Dwie łazienki, w każdej po 8 pryszniców oraz cztery szatnie to duża zaleta. Szatnie były podzielone na damskie i męskie. Pod prysznicami i w toaletach panował względny porządek, za który można podziękować czujnym helperom, jednak pod koniec konwentu, można było znaleźć kilka kabin wyłączonych z użytku oraz zatkanych zlewów poprzez niewłaściwe używanie ich przez konwentowiczów.

Problematyczni 'Sąsiedzi'

Niestety nie obyło się bez incydentów. Sobotniego wieczoru kilku konwentowiczów spotkało na swojej drodze, w okolicy wejścia głównego, kilku dresów i spotkanie to nie przebiegło w miłej atmosferze. Po tym incydencie, ochrona momentalnie postanowiła zamknąć budynek i aż do godzin porannych ze względów bezpieczeństwa, nie można było opuszczać terenu konwentu.

Podsumowując

Najważniejszym punktem stałego konwentowicza były spotkania z dawno niewidzianymi znajomymi i tak jest zawsze na większości konwentów. Przybywamy na nie, aby poznawać nowych ludzi i poczuć ten klimat, jedyny w swoim rodzaju. Czasami się zastanawiamy czy warto, co my tutaj robimy, ale jesteśmy, bo chcemy być, dobrze się bawić w gronie znajomych.
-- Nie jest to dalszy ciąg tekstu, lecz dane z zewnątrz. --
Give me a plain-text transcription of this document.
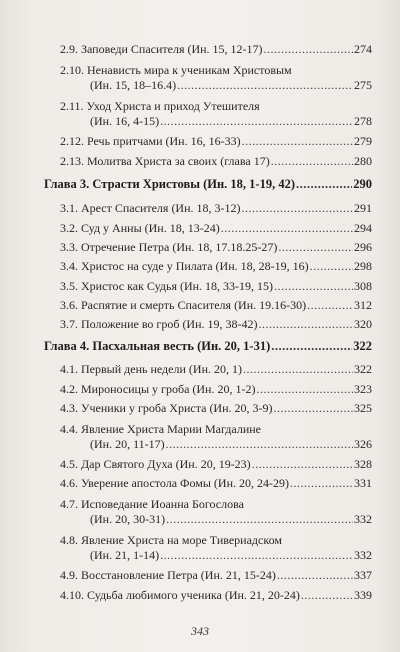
2.9. Заповеди Спасителя (Ин. 15, 12-17) .....	274
2.10. Ненависть мира к ученикам Христовым
(Ин. 15, 18–16.4) .....	275
2.11. Уход Христа и приход Утешителя
(Ин. 16, 4-15) .....	278
2.12. Речь притчами (Ин. 16, 16-33) .....	279
2.13. Молитва Христа за своих (глава 17) .....	280
Глава 3. Страсти Христовы (Ин. 18, 1-19, 42) .....	290
3.1. Арест Спасителя (Ин. 18, 3-12) .....	291
3.2. Суд у Анны (Ин. 18, 13-24) .....	294
3.3. Отречение Петра (Ин. 18, 17.18.25-27) .....	296
3.4. Христос на суде у Пилата (Ин. 18, 28-19, 16) .....	298
3.5. Христос как Судья (Ин. 18, 33-19, 15) .....	308
3.6. Распятие и смерть Спасителя (Ин. 19.16-30) .....	312
3.7. Положение во гроб (Ин. 19, 38-42) .....	320
Глава 4. Пасхальная весть (Ин. 20, 1-31) .....	322
4.1. Первый день недели (Ин. 20, 1) .....	322
4.2. Мироносицы у гроба (Ин. 20, 1-2) .....	323
4.3. Ученики у гроба Христа (Ин. 20, 3-9) .....	325
4.4. Явление Христа Марии Магдалине
(Ин. 20, 11-17) .....	326
4.5. Дар Святого Духа (Ин. 20, 19-23) .....	328
4.6. Уверение апостола Фомы (Ин. 20, 24-29) .....	331
4.7. Исповедание Иоанна Богослова
(Ин. 20, 30-31) .....	332
4.8. Явление Христа на море Тивериадском
(Ин. 21, 1-14) .....	332
4.9. Восстановление Петра (Ин. 21, 15-24) .....	337
4.10. Судьба любимого ученика (Ин. 21, 20-24) .....	339
343
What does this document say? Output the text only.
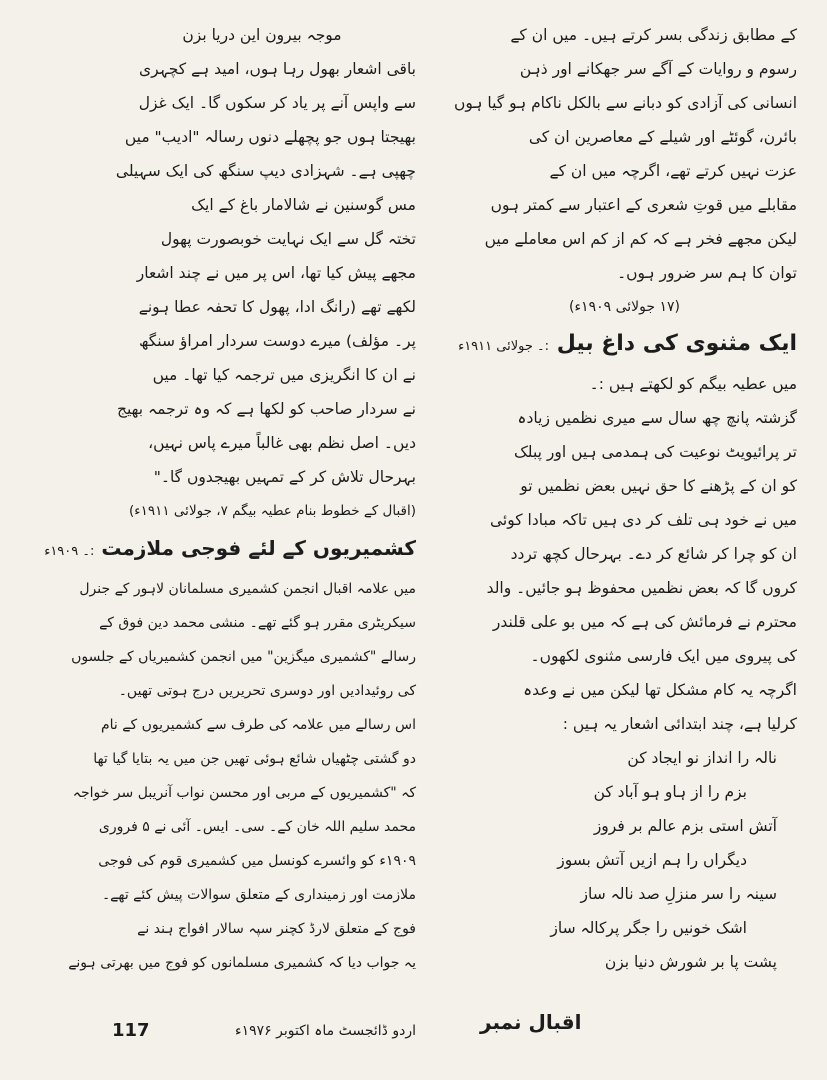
کے مطابق زندگی بسر کرتے ہیں۔ میں ان کے
رسوم و روایات کے آگے سر جھکانے اور ذہن
انسانی کی آزادی کو دبانے سے بالکل ناکام ہو گیا ہوں
بائرن، گوئٹے اور شیلے کے معاصرین ان کی
عزت نہیں کرتے تھے، اگرچہ میں ان کے
مقابلے میں قوتِ شعری کے اعتبار سے کمتر ہوں
لیکن مجھے فخر ہے کہ کم از کم اس معاملے میں
توان کا ہم سر ضرور ہوں۔
(۱۷ جولائی ۱۹۰۹ء)
ایک مثنوی کی داغ بیل :۔ جولائی ۱۹۱۱ء
میں عطیہ بیگم کو لکھتے ہیں :۔
گزشتہ پانچ چھ سال سے میری نظمیں زیادہ
تر پرائیویٹ نوعیت کی ہمدمی ہیں اور پبلک
کو ان کے پڑھنے کا حق نہیں بعض نظمیں تو
میں نے خود ہی تلف کر دی ہیں تاکہ مبادا کوئی
ان کو چرا کر شائع کر دے۔ بہرحال کچھ تردد
کروں گا کہ بعض نظمیں محفوظ ہو جائیں۔ والد
محترم نے فرمائش کی ہے کہ میں بو علی قلندر
کی پیروی میں ایک فارسی مثنوی لکھوں۔
اگرچہ یہ کام مشکل تھا لیکن میں نے وعدہ
کرلیا ہے، چند ابتدائی اشعار یہ ہیں :
نالہ را انداز نو ایجاد کن
بزم را از ہاو ہو آباد کن
آتش استی بزم عالم بر فروز
دیگراں را ہم ازیں آتش بسوز
سینہ را سر منزلِ صد نالہ ساز
اشک خونیں را جگر پرکالہ ساز
پشت پا بر شورش دنیا بزن
موجہ بیرون این دریا بزن
باقی اشعار بھول رہا ہوں، امید ہے کچہری
سے واپس آنے پر یاد کر سکوں گا۔ ایک غزل
بھیجتا ہوں جو پچھلے دنوں رسالہ "ادیب" میں
چھپی ہے۔ شہزادی دیپ سنگھ کی ایک سہیلی
مس گوسنین نے شالامار باغ کے ایک
تختہ گل سے ایک نہایت خوبصورت پھول
مجھے پیش کیا تھا، اس پر میں نے چند اشعار
لکھے تھے (رانگ ادا، پھول کا تحفہ عطا ہونے
پر۔ مؤلف) میرے دوست سردار امراؤ سنگھ
نے ان کا انگریزی میں ترجمہ کیا تھا۔ میں
نے سردار صاحب کو لکھا ہے کہ وہ ترجمہ بھیج
دیں۔ اصل نظم بھی غالباً میرے پاس نہیں،
بہرحال تلاش کر کے تمہیں بھیجدوں گا۔"
(اقبال کے خطوط بنام عطیہ بیگم ۷، جولائی ۱۹۱۱ء)
کشمیریوں کے لئے فوجی ملازمت :۔ ۱۹۰۹ء
میں علامہ اقبال انجمن کشمیری مسلمانان لاہور کے جنرل
سیکریٹری مقرر ہو گئے تھے۔ منشی محمد دین فوق کے
رسالے "کشمیری میگزین" میں انجمن کشمیریاں کے جلسوں
کی روئیدادیں اور دوسری تحریریں درج ہوتی تھیں۔
اس رسالے میں علامہ کی طرف سے کشمیریوں کے نام
دو گشتی چٹھیاں شائع ہوئی تھیں جن میں یہ بتایا گیا تھا
کہ "کشمیریوں کے مربی اور محسن نواب آنریبل سر خواجہ
محمد سلیم اللہ خان کے۔ سی۔ ایس۔ آئی نے ۵ فروری
۱۹۰۹ء کو وائسرے کونسل میں کشمیری قوم کی فوجی
ملازمت اور زمینداری کے متعلق سوالات پیش کئے تھے۔
فوج کے متعلق لارڈ کچنر سپہ سالار افواج ہند نے
یہ جواب دیا کہ کشمیری مسلمانوں کو فوج میں بھرتی ہونے
اردو ڈائجسٹ ماہ اکتوبر ۱۹۷۶ء
117	اقبال نمبر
Co tam robimy, po co jeździmy, z całą pewnością odpowiemy: „Nie wiem, tam jest po prostu taka atmosfera, że nie wypada nie być. Ktoś chodzi na mecze, aby obejrzeć swoją ulubioną drużynę i poczuć klimat stadionu, który tworzy wraz z innymi kibicami i z podobnego powodu my jeździmy na konwenty” Tego nie da się wytłumaczyć.

Podczas Japaniconu ludzie bawili się naprawdę dobrze. Atrakcji było pod dostatkiem, a czystość została utrzymana na niezłym poziomie. Przybyło również zadziwiająco dużo rodziców z dziećmi, co świadczy o fakcie, że konwenty w Poznaniu cieszą się dobrą opinią wśród mieszkańców miasta. Zauważyć też można było miejscową prasę oraz artykuły zamieszczone w Internecie dzień później, w których o konwencie mówiono w samych superlatywach.
Mam nadzieję, że dobra passa Japaniconu będzie trwać i w następnych latach, zwłaszcza że na tegoroczną edycję przyszło więcej ludzi niż w ubiegłym roku.